J'ouvrais. Trois hommes et une jeune femme brune se tenaient sur le seuil. Je reconnaissais immédiatement mon fils, dont les cheveux bouclés roux étaient couverts d'un chapeau noir. C'était la première fois que je voyais Léon – Paul porter la barbe. Une fine barbe rousse qui lui couvrait le menton, les joues et la lèvre supérieure. Je l'embrassais.

—''Maman, permettez - moi de vous présenter Henri Guedon et son épouse Théotiste, ils se sont mariés mercredi dernier.
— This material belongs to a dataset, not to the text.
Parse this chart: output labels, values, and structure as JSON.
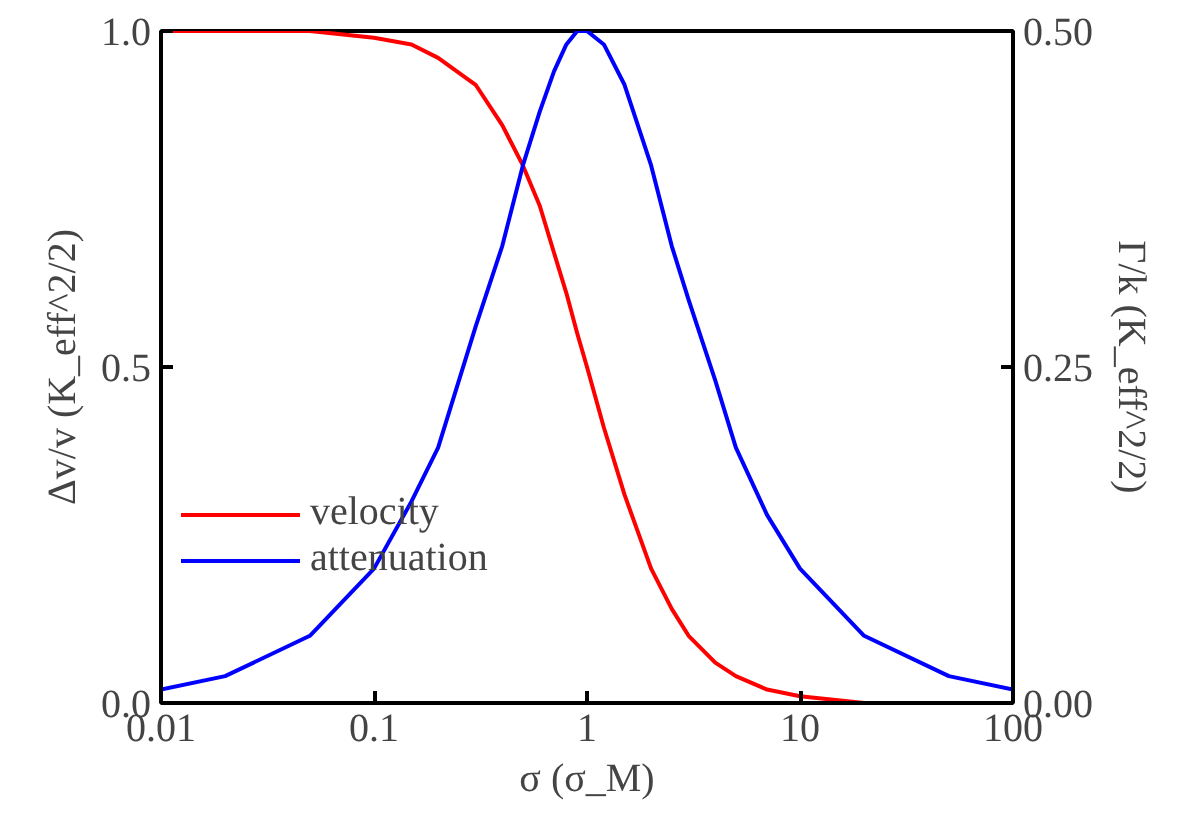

Les jeunes gens s'inclinèrent.

—''Monsieur et madame. Leur rendis- je leur salut

—''Et mon cher ami de Faculté Antoine Degriaise.

—''Bonjour monsieur.

Je les laissais entrer. Gustavine se levait et André poussait un cri de joie en voyant son frère aîné. Léon – Paul se pressait pour aller l'embrasser.

—''Eh bien alors, vous ne venez pas saluer votre grand frère ?

Un froid glacial tombait d'un seul coup dans la pièce. Mon fils n'avait pas l'air de comprendre ce qu'il se passait. André finissait par lui avouer.

—''Je ne peux plus marcher. Depuis deux ans mes jambes ne me portent plus.

—''Allons bon ? Comment cela se fait t-il ?

—''Comme vous le savez, j'ai attrapé une maladie à l'âge de six ans, qui m'a cloué au lit une année durant. J'ai retrouvé l'usage de mes jambes jusqu'à mes douze ans environ et puis j'ai tellement grandi que désormais, j'ai besoin des béquilles pour me déplacer.